You can override it in the Background points field. Smaller values are appropriate only for very small study areas (<10,000 cells); larger values rarely help and slow the run.
The Add presences to background checkbox is on by default — this is the convention the original Java MaxEnt applies and is required for the Maxent likelihood to be well-defined (Phillips & Dudík 2008).

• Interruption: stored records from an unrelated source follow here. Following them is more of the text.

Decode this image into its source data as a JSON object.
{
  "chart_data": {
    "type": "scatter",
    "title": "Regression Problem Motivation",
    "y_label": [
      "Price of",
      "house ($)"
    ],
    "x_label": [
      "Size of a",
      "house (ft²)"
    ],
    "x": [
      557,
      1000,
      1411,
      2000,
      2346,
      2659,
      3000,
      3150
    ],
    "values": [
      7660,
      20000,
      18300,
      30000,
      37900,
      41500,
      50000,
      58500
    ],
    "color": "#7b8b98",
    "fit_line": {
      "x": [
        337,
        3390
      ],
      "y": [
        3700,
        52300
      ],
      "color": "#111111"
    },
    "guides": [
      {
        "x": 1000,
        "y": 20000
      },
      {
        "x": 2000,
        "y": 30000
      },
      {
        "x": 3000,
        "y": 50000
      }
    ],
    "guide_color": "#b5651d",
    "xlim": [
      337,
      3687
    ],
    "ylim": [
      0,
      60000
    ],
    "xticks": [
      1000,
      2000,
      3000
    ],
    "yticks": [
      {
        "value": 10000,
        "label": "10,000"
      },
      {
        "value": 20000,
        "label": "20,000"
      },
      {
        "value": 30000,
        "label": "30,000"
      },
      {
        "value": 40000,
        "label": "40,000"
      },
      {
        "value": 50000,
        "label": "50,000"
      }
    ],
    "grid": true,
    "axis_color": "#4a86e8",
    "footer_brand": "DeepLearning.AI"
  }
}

Load existing model (.pkl)…¶
The bottom of the tab has a Load existing model (.pkl)… button for
re-using a previously trained model on new rasters. Picking a .pkl opens
a variable-mapping dialog so you can re-state which raster maps to which
saved variable name — a safeguard against silent ordering errors when
collaborators use different file names. See
Saving and reusing models for the full workflow and
the security note on Python pickle files.
Status line¶
The bottom of the dock shows a one-line summary:
presence=N background=M train AUC=… CV AUC=…. The AUC fields populate
after the ③ Training tab finishes a run — they let you tell at a
glance whether the dock state matches the most recent training.